Em entrevista ao Financial Times, Shiozawa explicou que a Agência de Serviços Financeiros (FSA) continua “conservadora” em relação a esses produtos.

Ele sugeriu que convencer as autoridades a aprovar ETFs de criptomoedas seria difícil nas circunstâncias atuais, embora não tenha descartado totalmente a possibilidade.

Keisuke Kimura, vice-presidente da Japan Crypto Asset Business Association, acrescentou que as restrições regulatórias são uma grande barreira para uma adoção mais ampla de criptomoedas no Japão.
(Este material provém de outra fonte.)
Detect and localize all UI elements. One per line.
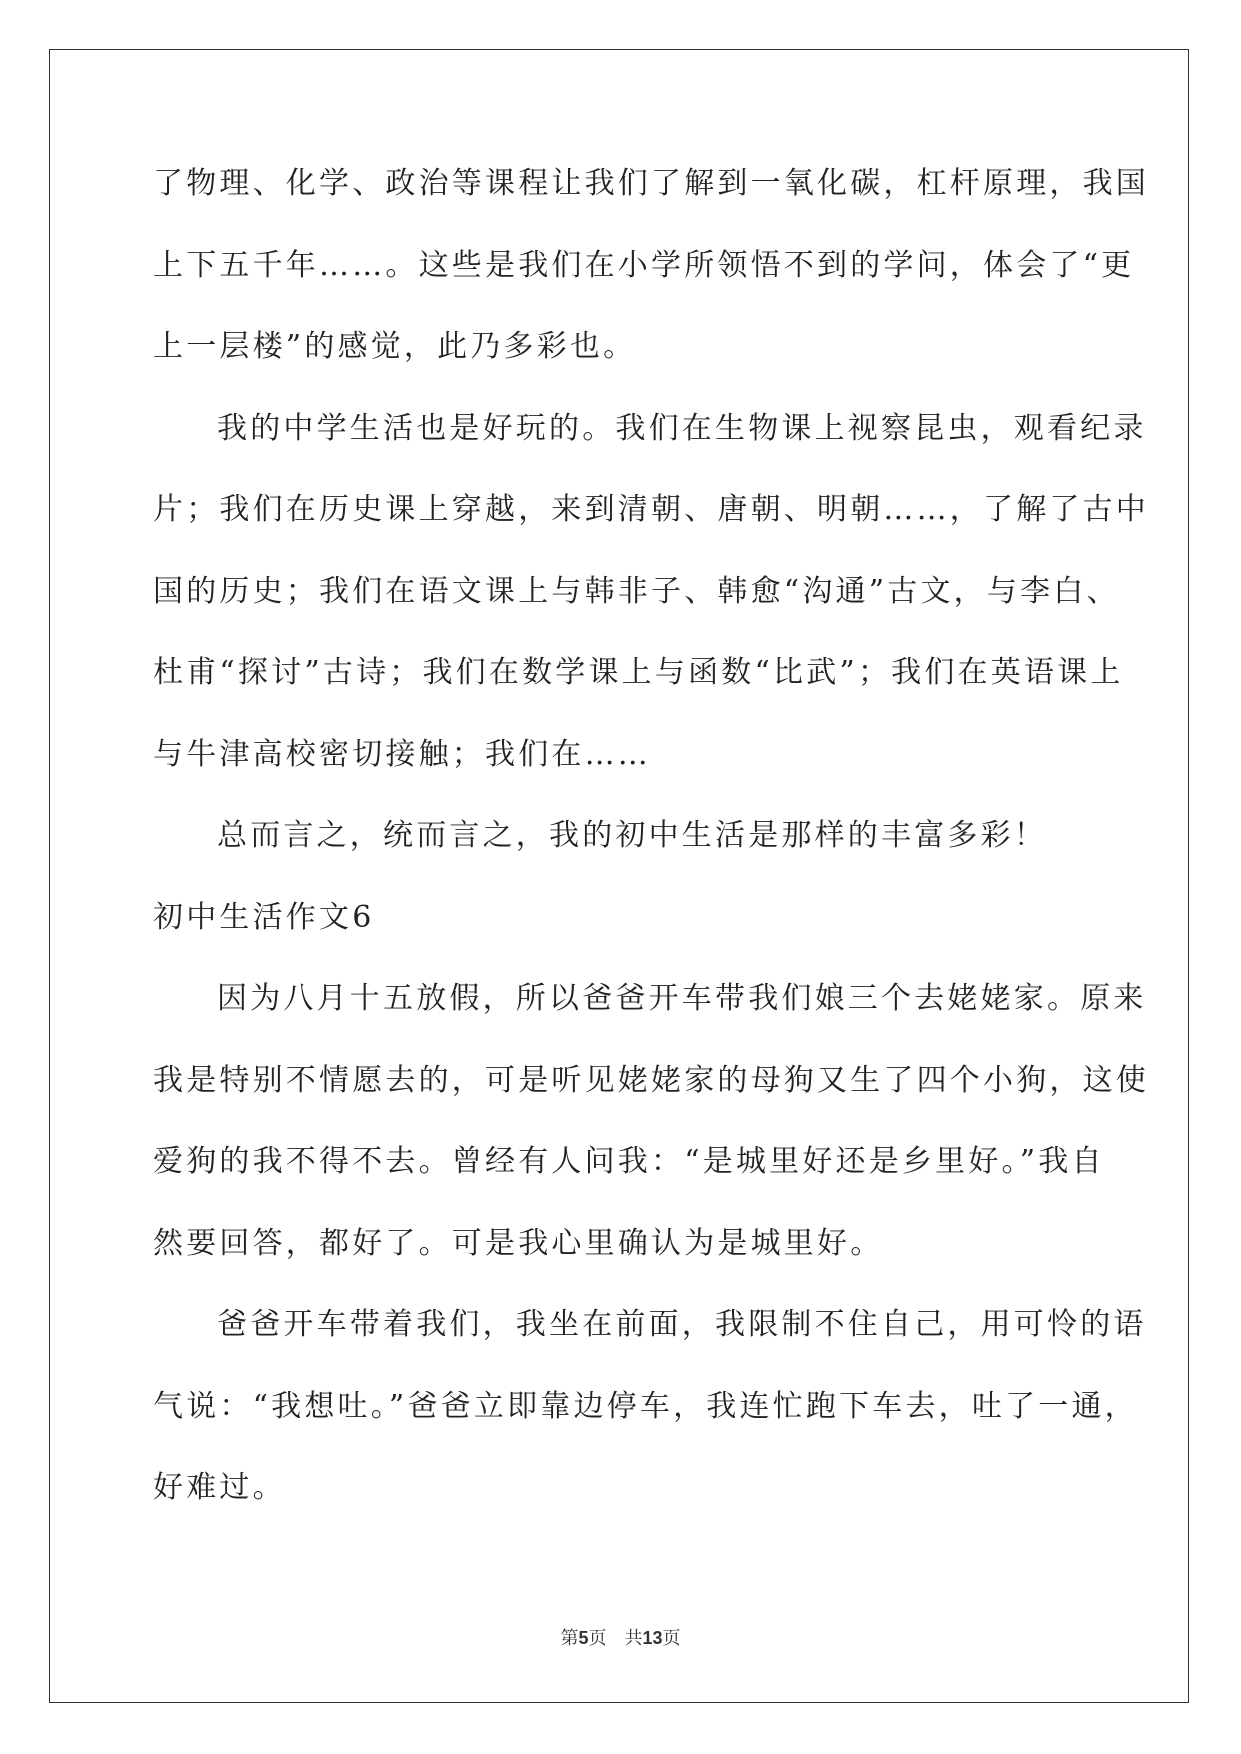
text-line: 我是特别不情愿去的，可是听见姥姥家的母狗又生了四个小狗，这使 xyxy=(153,1062,1149,1098)
text-line: 气说：“我想吐。”爸爸立即靠边停车，我连忙跑下车去，吐了一通， xyxy=(153,1388,1138,1424)
paragraph-start-line: 爸爸开车带着我们，我坐在前面，我限制不住自己，用可怜的语 xyxy=(217,1307,1147,1342)
page-footer xyxy=(0,1624,1241,1650)
text-line: 片；我们在历史课上穿越，来到清朝、唐朝、明朝……，了解了古中 xyxy=(153,492,1149,527)
footer-mid: 页 共 xyxy=(588,1628,643,1649)
footer-suffix: 页 xyxy=(662,1628,681,1649)
text-line: 爱狗的我不得不去。曾经有人问我：“是城里好还是乡里好。”我自 xyxy=(153,1144,1105,1179)
text-line: 了物理、化学、政治等课程让我们了解到一氧化碳，杠杆原理，我国 xyxy=(153,166,1149,201)
total-pages-number: 13 xyxy=(642,1628,663,1648)
text-line: 然要回答，都好了。可是我心里确认为是城里好。 xyxy=(153,1225,884,1261)
section-heading: 初中生活作文6 xyxy=(153,899,375,935)
text-line: 与牛津高校密切接触；我们在…… xyxy=(153,736,651,772)
document-body xyxy=(153,160,1149,1546)
paragraph-start-line: 我的中学生活也是好玩的。我们在生物课上视察昆虫，观看纪录 xyxy=(217,410,1147,446)
text-line: 好难过。 xyxy=(153,1470,286,1505)
paragraph-start-line: 因为八月十五放假，所以爸爸开车带我们娘三个去姥姥家。原来 xyxy=(217,981,1147,1016)
paragraph-start-line: 总而言之，统而言之，我的初中生活是那样的丰富多彩！ xyxy=(217,818,1047,853)
text-line: 上一层楼”的感觉，此乃多彩也。 xyxy=(153,329,637,364)
text-line: 杜甫“探讨”古诗；我们在数学课上与函数“比武”；我们在英语课上 xyxy=(153,655,1124,690)
text-line: 上下五千年……。这些是我们在小学所领悟不到的学问，体会了“更 xyxy=(153,247,1135,283)
footer-prefix: 第 xyxy=(560,1628,579,1649)
current-page-number: 5 xyxy=(578,1628,589,1648)
text-line: 国的历史；我们在语文课上与韩非子、韩愈“沟通”古文，与李白、 xyxy=(153,573,1120,609)
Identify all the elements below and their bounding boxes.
Ele vinculou essas restrições aos escândalos passados no país, como o colapso do Mt. Gox e o hack do DMM, que causaram perdas significativas para os investidores.

Kimura acrescentou que as leis do Japão atualmente não permitem que criptoativos sejam incluídos em fundos de investimento como ETFs devido a essas preocupações.
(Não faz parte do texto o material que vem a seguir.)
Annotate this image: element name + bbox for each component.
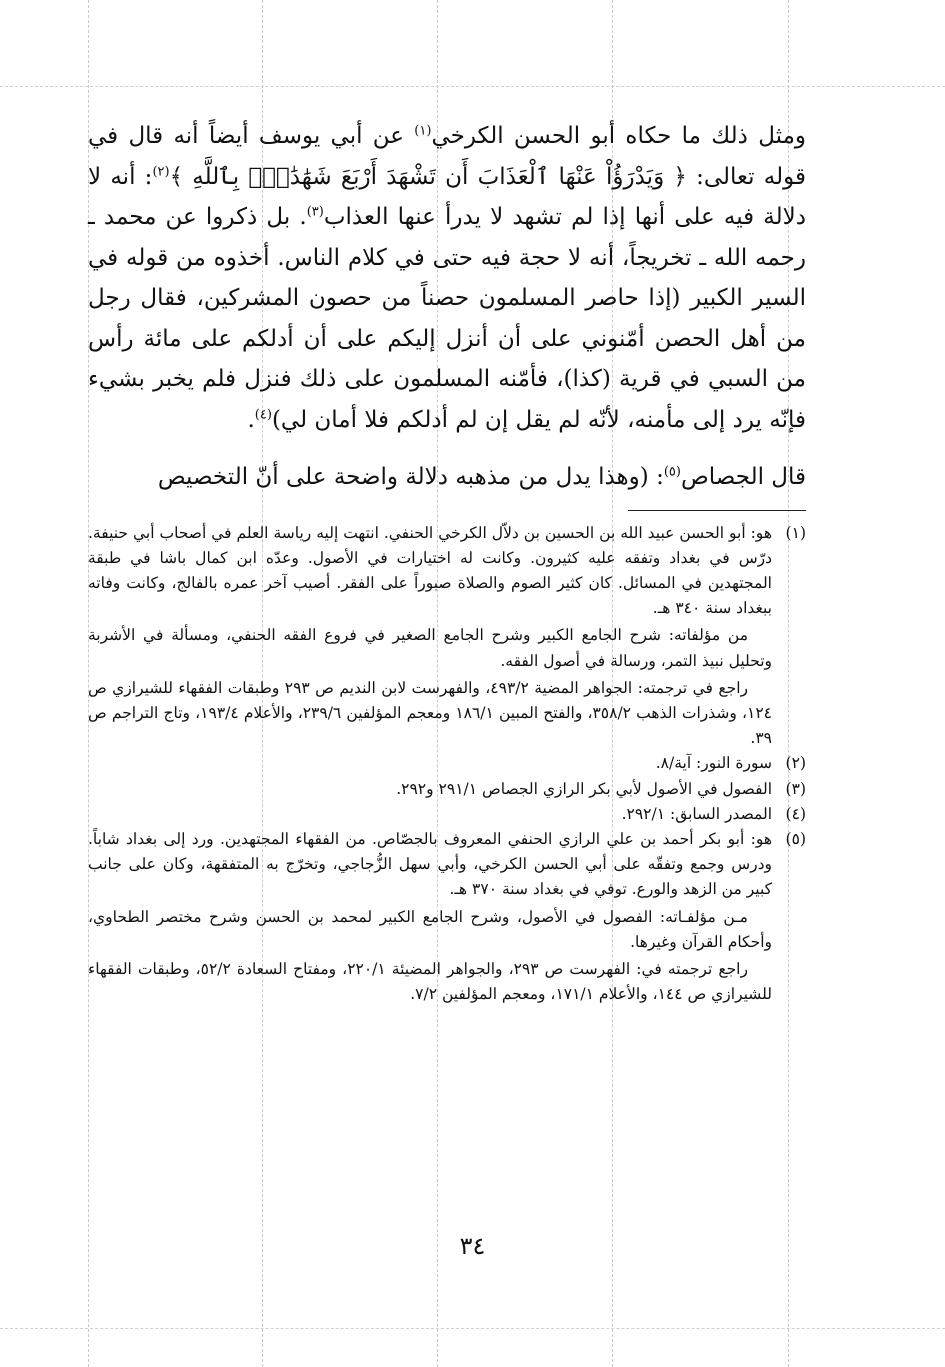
main-text <box>88 116 806 498</box>
footnote-number: (٥) <box>785 829 806 848</box>
footnote-works: مـن مؤلفـاته: الفصول في الأصول، وشرح الجامع الكبير لمحمد بن الحسن وشرح مختصر الطحاوي، وأحكام القرآن وغيرها. <box>88 907 772 951</box>
footnote-ref[interactable]: (١) <box>414 123 432 139</box>
footnote-body <box>88 521 772 752</box>
body-text: عن أبي يوسف أيضاً أنه قال في قوله تعالى: <box>88 123 806 190</box>
footnote-3 <box>88 777 806 802</box>
footnote-works: من مؤلفاته: شرح الجامع الكبير وشرح الجامع الصغير في فروع الفقه الحنفي، ومسألة في الأشربة وتحليل نبيذ التمر، ورسالة في أصول الفقه. <box>88 626 772 670</box>
body-text: . بل ذكروا عن محمد ـ رحمه الله ـ تخريجاً، أنه لا حجة فيه حتى في كلام الناس. أخذوه من قوله في السير الكبير (إذا حاصر المسلمون حصناً من حصون المشركين، فقال رجل من أهل الحصن أمّنوني على أن أنزل إليكم على أن أدلكم على مائة رأس من السبي في قرية (كذا)، فأمّنه المسلمون على ذلك فنزل فلم يخبر بشيء فإنّه يرد إلى مأمنه، لأنّه لم يقل إن لم أدلكم فلا أمان لي) <box>88 204 806 433</box>
footnote-ref[interactable]: (٤) <box>254 406 272 422</box>
footnote-1 <box>88 521 806 752</box>
scan-guide-line <box>0 86 945 87</box>
body-text: قال الجصاص <box>680 464 806 490</box>
footnote-text: هو: أبو بكر أحمد بن علي الرازي الحنفي المعروف بالجصّاص. من الفقهاء المجتهدين. ورد إلى بغداد شاباً. ودرس وجمع وتفقّه على أبي الحسن الكرخي، وأبي سهل الزُّجاجي، وتخرّج به المتفقهة، وكان على جانب كبير من الزهد والورع. توفي في بغداد سنة ٣٧٠ هـ. <box>88 829 772 899</box>
footnote-number: (٣) <box>785 779 806 798</box>
footnote-text: هو: أبو الحسن عبيد الله بن الحسين بن دلاّل الكرخي الحنفي. انتهت إليه رياسة العلم في أصحاب أبي حنيفة. درّس في بغداد وتفقه عليه كثيرون. وكانت له اختيارات في الأصول. وعدّه ابن كمال باشا في طبقة المجتهدين في المسائل. كان كثير الصوم والصلاة صبوراً على الفقر. أصيب آخر عمره بالفالج، وكانت وفاته ببغداد سنة ٣٤٠ هـ. <box>88 523 772 618</box>
footnote-number: (٢) <box>785 754 806 773</box>
footnote-4 <box>88 802 806 827</box>
body-text: ومثل ذلك ما حكاه أبو الحسن الكرخي <box>431 123 806 149</box>
footnote-2 <box>88 751 806 776</box>
footnote-body <box>88 827 772 1007</box>
footnote-separator <box>628 510 806 511</box>
footnote-text: المصدر السابق: ٢٩٢/١. <box>621 804 772 823</box>
footnote-ref[interactable]: (٥) <box>663 464 681 480</box>
footnote-text: سورة النور: آية/٨. <box>655 754 772 773</box>
body-text: . <box>247 406 255 433</box>
body-paragraph <box>88 457 806 498</box>
scan-guide-line <box>0 1328 945 1329</box>
footnote-references: راجع في ترجمته: الجواهر المضية ٤٩٣/٢، والفهرست لابن النديم ص ٢٩٣ وطبقات الفقهاء للشيرازي ص ١٢٤، وشذرات الذهب ٣٥٨/٢، والفتح المبين ١٨٦/١ ومعجم المؤلفين ٢٣٩/٦، والأعلام ١٩٣/٤، وتاج التراجم ص ٣٩. <box>88 678 772 748</box>
footnote-text: الفصول في الأصول لأبي بكر الرازي الجصاص ٢٩١/١ و٢٩٢. <box>396 779 772 798</box>
footnote-ref[interactable]: (٣) <box>306 204 324 220</box>
footnote-references: راجع ترجمته في: الفهرست ص ٢٩٣، والجواهر المضيئة ٢٢٠/١، ومفتاح السعادة ٥٢/٢، وطبقات الفقهاء للشيرازي ص ١٤٤، والأعلام ١٧١/١، ومعجم المؤلفين ٧/٢. <box>88 959 772 1004</box>
body-text: : (وهذا يدل من مذهبه دلالة واضحة على أنّ التخصيص <box>157 464 664 490</box>
footnote-number: (١) <box>785 523 806 542</box>
page-number: ٣٤ <box>459 1232 486 1260</box>
body-text: : أنه لا دلالة فيه على أنها إذا لم تشهد لا يدرأ عنها العذاب <box>88 163 806 230</box>
quran-verse: ﴿ وَيَدْرَؤُاْ عَنْهَا ٱلْعَذَابَ أَن تَشْهَدَ أَرْبَعَ شَهَٰدَٰتٍۭ بِٱللَّهِ ﴾ <box>169 163 687 190</box>
document-page <box>88 116 806 1007</box>
footnotes <box>88 521 806 1008</box>
footnote-ref[interactable]: (٢) <box>152 163 170 179</box>
footnote-5 <box>88 827 806 1007</box>
body-paragraph <box>88 116 806 440</box>
footnote-number: (٤) <box>785 804 806 823</box>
O Japão, apesar de sua imagem favorável às criptomoedas, continua a impor altos impostos sobre ativos digitais, o que funciona como um grande impedimento.

Atualmente, o país tributa os lucros de investimentos em criptomoedas como "renda diversa" em alíquotas de até 55%.

Isso contrasta com investimentos tradicionais como ETFs, que são tributados a uma taxa de ganhos de capital muito menor, de 20%.

Recentemente, Yuichiro Tamaki, líder do Partido Democrático do Povo do Japão, propôs reduzir a alíquota de imposto sobre lucros com criptomoedas para 20% se for eleito, para alinhá-la aos impostos sobre investimentos tradicionais.

Enquanto isso, tanto os Estados Unidos quanto Hong Kong aprovaram ETFs spot de Bitcoin e Ether, que já atraíram interesse significativo de investidores.

A Comissão de Valores Mobiliários dos EUA (SEC) aprovou ETFs de Bitcoin à vista em janeiro e ETFs de Ether em julho.

Hong Kong seguiu o exemplo em abril.

Até o momento, mais de US$ 21,15 bilhões foram investidos nas ofertas de ETFs de Bitcoin de 12 posições nos EUA.

O Japão continua pró-criptomoedas

No entanto, apesar da postura cautelosa, os reguladores japoneses demonstraram interesse em melhorar o ambiente regulatório para criptomoedas.

Conforme relatado anteriormente pelo Invezz, a FSA demonstrou sua disposição de reavaliar sua estrutura atual para ativos digitais, que atualmente são regulamentados pela Lei de Pagamentos.

Especialistas acreditam que isso poderia reduzir a alíquota de imposto sobre investimentos em criptomoedas para 20%, o que a alinharia com a alíquota de imposto para ativos tradicionais.

O recém-eleito primeiro-ministro do Japão, Shigeru Ishiba, também está supostamente aberto a explorar a tecnologia blockchain e as inovações Web3, o que pode ser benéfico para o desenvolvimento futuro do setor.

Enquanto isso, empresas japonesas continuaram a investir em cripto. Por exemplo, a Metaplanet vem acumulando Bitcoin agressivamente.

Em 7 de outubro, a empresa comprou 108,78 BTC, no valor aproximado de US$ 6,92 milhões, elevando seu total de Bitcoin para quase 640 BTC.

Em junho, uma pesquisa realizada pela Nomura e pela Laser Digital mostrou que mais de 500 gestores de investimentos no Japão estavam considerando investir em criptoativos, refletindo ainda mais o crescente apetite do país pela classe de ativos emergente.